Corosync provides ordered reliable multicast, membership and quorum notifications, and a Distributed Configuration Store used by higher-level components. These features enable service continuity in scenarios involving software like MySQL, PostgreSQL, MariaDB, and replication managers such as Galera Cluster. Corosync supports token-passing and ring-based ordering which make it suitable for real-time systems found in Telecommunications Industry stacks and network function virtualization platforms that integrate with OpenStack components.

Functional highlights: - Reliable Ordered Messaging for failover coordination in clusters alongside orchestration tools like Ansible, SaltStack, and Chef. - Cluster Membership events permit integration with service discovery systems used in Consul and Zookeeper deployments. - Quorum management supports split-brain avoidance patterns common in storage clusters underpinning Ceph and GlusterFS.

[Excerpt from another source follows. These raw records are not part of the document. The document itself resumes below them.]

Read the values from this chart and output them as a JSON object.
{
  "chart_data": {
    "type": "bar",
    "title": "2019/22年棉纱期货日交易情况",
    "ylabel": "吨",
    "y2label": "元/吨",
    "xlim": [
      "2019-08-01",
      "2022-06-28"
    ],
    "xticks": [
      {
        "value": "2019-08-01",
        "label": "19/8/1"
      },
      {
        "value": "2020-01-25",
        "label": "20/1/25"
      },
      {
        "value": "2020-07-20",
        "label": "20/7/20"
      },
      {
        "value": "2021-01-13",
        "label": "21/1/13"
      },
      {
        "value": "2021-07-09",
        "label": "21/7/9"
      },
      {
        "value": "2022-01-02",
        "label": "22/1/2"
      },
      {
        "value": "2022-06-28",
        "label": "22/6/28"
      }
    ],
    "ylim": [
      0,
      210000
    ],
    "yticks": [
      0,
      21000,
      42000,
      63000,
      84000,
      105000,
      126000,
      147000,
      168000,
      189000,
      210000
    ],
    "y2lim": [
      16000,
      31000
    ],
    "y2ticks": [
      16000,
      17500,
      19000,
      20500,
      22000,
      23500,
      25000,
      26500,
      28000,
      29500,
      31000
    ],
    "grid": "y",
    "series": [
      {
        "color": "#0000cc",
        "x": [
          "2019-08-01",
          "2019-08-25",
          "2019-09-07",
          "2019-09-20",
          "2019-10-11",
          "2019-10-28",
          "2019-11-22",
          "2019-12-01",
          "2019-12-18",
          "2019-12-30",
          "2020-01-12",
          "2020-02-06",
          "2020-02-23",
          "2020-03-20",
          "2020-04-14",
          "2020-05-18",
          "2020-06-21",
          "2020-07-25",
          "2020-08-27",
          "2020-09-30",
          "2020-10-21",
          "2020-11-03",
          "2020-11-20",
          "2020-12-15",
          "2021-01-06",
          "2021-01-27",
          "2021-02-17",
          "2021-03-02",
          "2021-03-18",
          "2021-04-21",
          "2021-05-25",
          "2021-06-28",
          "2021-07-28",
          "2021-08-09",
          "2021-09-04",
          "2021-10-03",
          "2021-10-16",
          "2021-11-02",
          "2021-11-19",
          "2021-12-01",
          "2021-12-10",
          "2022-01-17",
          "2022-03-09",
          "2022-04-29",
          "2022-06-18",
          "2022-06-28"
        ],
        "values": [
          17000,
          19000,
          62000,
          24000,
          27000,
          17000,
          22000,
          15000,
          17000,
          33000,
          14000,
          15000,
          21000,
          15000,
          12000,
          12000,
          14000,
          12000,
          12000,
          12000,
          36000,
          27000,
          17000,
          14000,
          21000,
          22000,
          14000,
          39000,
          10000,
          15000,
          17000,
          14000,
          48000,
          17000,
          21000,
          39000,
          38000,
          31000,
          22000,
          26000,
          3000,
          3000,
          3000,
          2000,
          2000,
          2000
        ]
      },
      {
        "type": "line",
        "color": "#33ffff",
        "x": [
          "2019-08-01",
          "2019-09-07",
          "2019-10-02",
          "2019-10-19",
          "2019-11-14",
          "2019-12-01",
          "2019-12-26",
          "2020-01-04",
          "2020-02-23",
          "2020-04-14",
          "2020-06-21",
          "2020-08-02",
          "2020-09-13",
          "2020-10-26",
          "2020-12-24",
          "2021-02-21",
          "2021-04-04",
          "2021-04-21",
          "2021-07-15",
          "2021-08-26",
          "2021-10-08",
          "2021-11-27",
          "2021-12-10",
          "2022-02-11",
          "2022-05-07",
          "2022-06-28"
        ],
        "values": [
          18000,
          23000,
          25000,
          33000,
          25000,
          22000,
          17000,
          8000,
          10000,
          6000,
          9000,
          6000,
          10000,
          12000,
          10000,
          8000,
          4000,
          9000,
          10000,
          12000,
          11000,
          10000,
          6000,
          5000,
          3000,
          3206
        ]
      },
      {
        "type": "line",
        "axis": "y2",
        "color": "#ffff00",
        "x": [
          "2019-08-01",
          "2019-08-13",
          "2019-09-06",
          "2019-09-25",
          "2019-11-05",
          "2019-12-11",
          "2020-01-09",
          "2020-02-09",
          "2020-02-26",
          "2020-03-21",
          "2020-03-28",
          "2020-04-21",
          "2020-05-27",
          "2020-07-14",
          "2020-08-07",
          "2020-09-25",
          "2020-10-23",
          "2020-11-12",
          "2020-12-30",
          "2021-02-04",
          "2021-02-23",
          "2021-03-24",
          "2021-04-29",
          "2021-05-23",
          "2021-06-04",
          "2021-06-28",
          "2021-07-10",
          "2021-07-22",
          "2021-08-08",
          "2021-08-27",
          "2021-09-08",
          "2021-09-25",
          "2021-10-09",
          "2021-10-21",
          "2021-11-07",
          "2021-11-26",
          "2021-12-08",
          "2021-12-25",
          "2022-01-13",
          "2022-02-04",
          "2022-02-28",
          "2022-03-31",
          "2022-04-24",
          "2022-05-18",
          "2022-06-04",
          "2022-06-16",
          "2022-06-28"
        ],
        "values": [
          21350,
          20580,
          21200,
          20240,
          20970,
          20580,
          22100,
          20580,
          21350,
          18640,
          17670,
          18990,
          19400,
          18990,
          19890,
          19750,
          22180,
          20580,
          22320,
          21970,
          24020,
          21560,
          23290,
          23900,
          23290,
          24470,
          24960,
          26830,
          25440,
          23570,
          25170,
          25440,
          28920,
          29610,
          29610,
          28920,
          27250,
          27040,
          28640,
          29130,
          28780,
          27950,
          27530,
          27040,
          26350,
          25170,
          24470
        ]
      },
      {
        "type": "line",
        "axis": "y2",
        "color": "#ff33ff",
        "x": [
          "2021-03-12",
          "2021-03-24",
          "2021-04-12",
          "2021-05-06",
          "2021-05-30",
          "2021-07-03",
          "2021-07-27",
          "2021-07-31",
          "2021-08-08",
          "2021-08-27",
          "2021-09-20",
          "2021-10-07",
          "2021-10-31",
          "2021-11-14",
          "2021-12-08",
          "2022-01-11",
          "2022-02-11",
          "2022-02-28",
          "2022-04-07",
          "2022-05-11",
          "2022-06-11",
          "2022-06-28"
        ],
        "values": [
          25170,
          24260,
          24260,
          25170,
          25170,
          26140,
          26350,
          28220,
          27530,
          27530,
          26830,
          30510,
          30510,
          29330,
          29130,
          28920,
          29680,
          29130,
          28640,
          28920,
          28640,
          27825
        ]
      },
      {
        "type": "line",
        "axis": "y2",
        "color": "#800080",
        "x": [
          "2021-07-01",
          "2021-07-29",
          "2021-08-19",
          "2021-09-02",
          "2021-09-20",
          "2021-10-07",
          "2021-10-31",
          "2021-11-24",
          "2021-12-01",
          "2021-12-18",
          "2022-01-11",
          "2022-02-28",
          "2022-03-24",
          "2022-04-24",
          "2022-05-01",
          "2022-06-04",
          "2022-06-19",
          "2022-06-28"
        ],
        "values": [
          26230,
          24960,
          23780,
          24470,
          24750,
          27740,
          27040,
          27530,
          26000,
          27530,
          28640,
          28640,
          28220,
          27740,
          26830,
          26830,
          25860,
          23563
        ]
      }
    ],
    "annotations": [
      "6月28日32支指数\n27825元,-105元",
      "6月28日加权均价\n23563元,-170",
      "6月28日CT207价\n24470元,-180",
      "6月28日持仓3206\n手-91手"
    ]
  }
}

Configuration and Administration

Administrators configure Corosync with a text-based configuration (typically corosync.conf) which describes transport bindings, node lists, and quorum settings; common management tasks are performed on distributions such as Debian, Ubuntu, CentOS, and Fedora. Integration with system managers like systemd and init scripts from SysVinit distributions provides lifecycle control, while logging and monitoring tie into observability stacks built on Prometheus, Grafana, and ELK Stack components.

Operational considerations: - Network configuration involves binding to specific interfaces and tuning parameters reminiscent of network tuning in Linux Kernel and Netfilter. - High-availability deployments often combine Corosync with fencing devices and power management offered by vendors like APC and Schneider Electric. - Backup and recovery practices align with database and virtualization procedures used for KVM guests and LXC containers.

Use Cases and Integrations

Corosync is deployed in enterprise high-availability clusters for databases, file systems, virtualization, and telecom systems. Real-world integrations include pairing with Pacemaker (software) for resource orchestration, using DRBD for block-level replication, and serving as the messaging substrate for cluster-aware applications in Proxmox VE and Red Hat cluster offerings. Telecom carriers and research labs combine Corosync with software from OpenDaylight and ONAP for carrier-grade control-plane redundancy.

Representative use cases: - Active/passive and active/active database failover with MySQL and PostgreSQL. - Shared-storage fencing for SAN environments using SCSI-based fencing agents and hardware from Hewlett Packard Enterprise. - Virtual machine HA in platforms like oVirt and Proxmox VE.

Development and History

Corosync began as a community-driven effort in the early 2000s, evolving from cluster messaging research and commercial projects such as Isis Toolkit and the commercial lineage of Tibco middleware. Over time, stewardship shifted toward open-source governance with contributions from projects and organizations including ClusterLabs, the Linux Foundation, and major distributions like Red Hat and SUSE. The project roadmap has been influenced by advances in consensus protocols exemplified by Raft and systems like etcd, even as Corosync preserves its ring-based Totem heritage.

Notable milestones include adoption in Linux distribution cluster stacks, widespread use in virtualization platforms, and continued integration with cloud-native orchestration efforts such as OpenStack and services in Amazon Web Services and Google Cloud Platform. Development continues in public repositories with contributors from academic, enterprise, and independent communities collaborating to maintain reliability for critical infrastructure.